Hijab in Iran: the basics

The word hijab is often used, in the West, for the headscarf – but in Iran women over the age of 9 also need to cover their bum.

The most common ways of doing this are with a manto or a chador.

Manto are short or long coats:

  • Many female Government employees wear long, loose dark manto, with their hair carefully covered, perhaps using a bonnet or cap under their headscarf, and minimal or no make-up.
  • Many young women in North Tehran wear short, perhaps tight mantos – and many of them have much more hair showing with nothing under their headscarf (except maybe hairspray to help the tiny scarf stick on the ‘big hair’!) and very heavy make-up.
Some different styles of hijab. Image from mircorp_com

Hijab is definitely what you make of it!

Chadors look like cloaks – the same word is used for ‘tent’. But chador are nothing like a standard cloak or tent – and very definitely nothing like a draped sheet! They are specially made to drape gracefully over your forehead, fall to the ground, and be held closed from inside – ideally, hands shouldn’t be visible:

  • Underneath a chador, women will usually wear (sometimes multiple layers of) long clothes to around ankle-length. They will often have a cap to ensure all their hair is covered, and a headscarf or something like a maghna-eh in case the chador slips.
  • I’ve seen lots of women wearing chador they’ve constructed to smoothly fit over a shoulder bag.
  • Many pious women choose to wear chador all the time. Students officially have to wear chadors.
  • Chadors are obligatory at some shrines – if so, you will be able to borrow one.
  • Rural women often wear chador tied around their middles, so they’re not stopped from working and getting on with daily life – you cant hold your chador closed from inside, when you’re doing agricultural work!
  • The western TV news stereotype has women in black chadors chanting ‘Death to America’ and I have been in a crowd of demonstrators doing just that – at the same time as welcoming me to Iran!
  • Not all chador are plain black – most rural women usually wear blue and white patterned chador, and many pious urban women who wear black chador in the street also have patterned (often blue and white) chador to wear at home.
  • Only once have I seen a high fashion chador – made from very gorgeous semi-transparent patterned material, worn over tight legged trousers you could just see a glimpse of. The woman wearing this was walking fast, holding the chador material over her mouth, and making sure she didn’t look at men, and that they couldn’t look at her for long (the ‘hijab of the eyes’). No wonder, I thought when I caught sight of her, that there is so much Persian poetry!

You only have to cover your hair and your bum – not your hands or toes.
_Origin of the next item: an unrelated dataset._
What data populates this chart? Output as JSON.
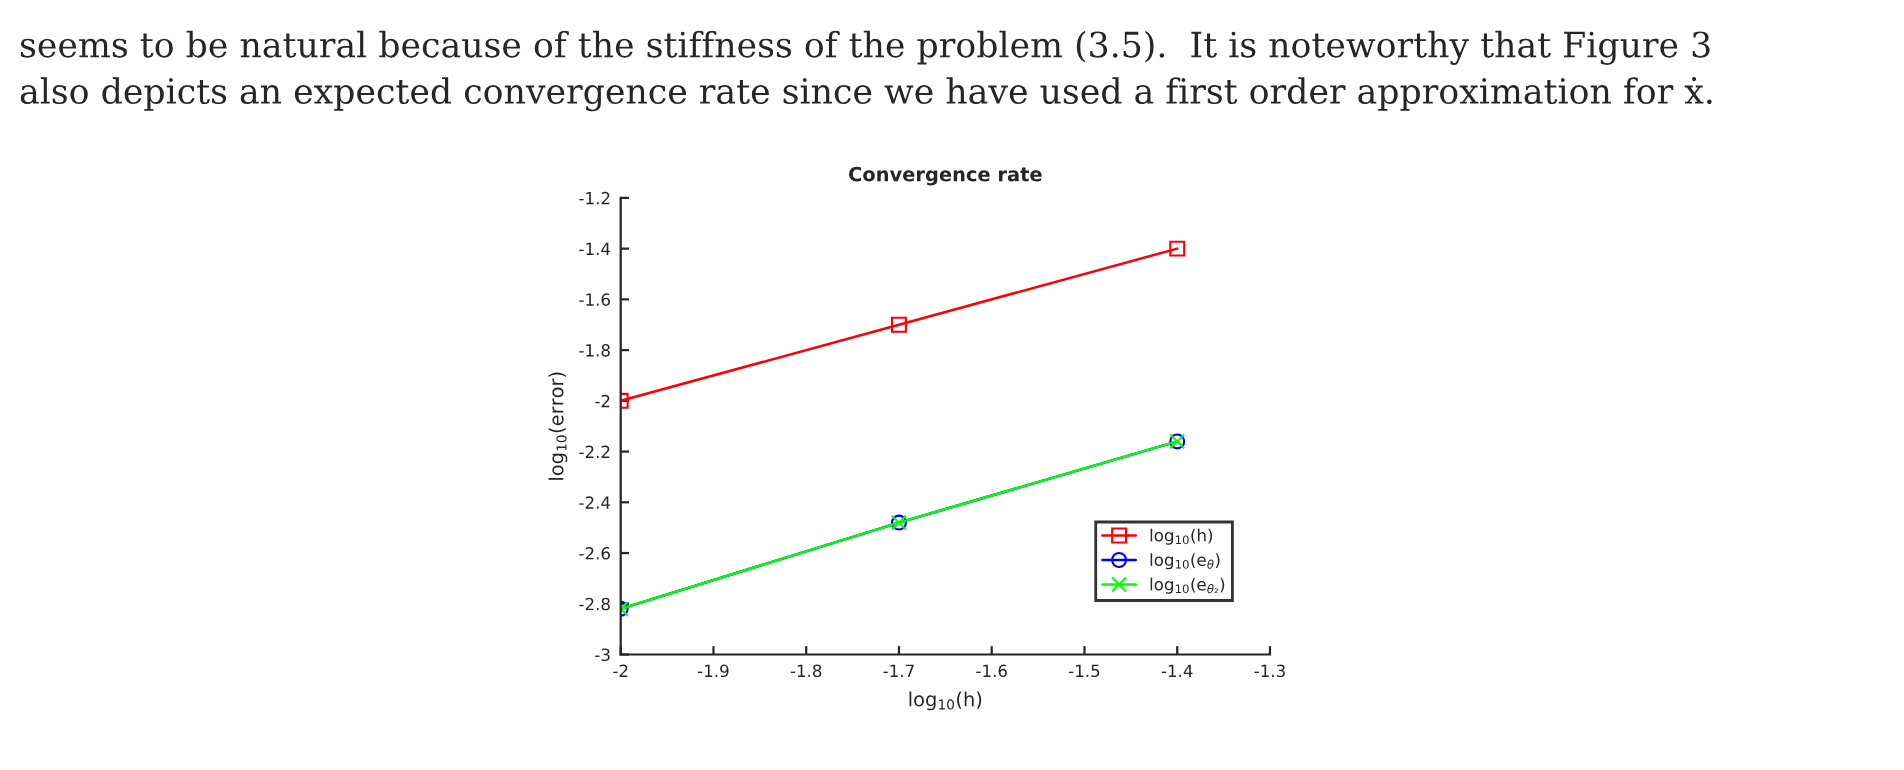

Gloves aren’t necessary. Though:

  • Some very pious women wear black gloves
  • I wear white gloves when I go for a long walk – to keep the baking Iranian sun off my hands

You can wear open-toe sandals in most places.

If your hijab is sloppy, it may be called ‘bad-hijab’, especially by those many women and men who actively like hijab. Please be respectful of these people. They are then much more likely to be respectful of you!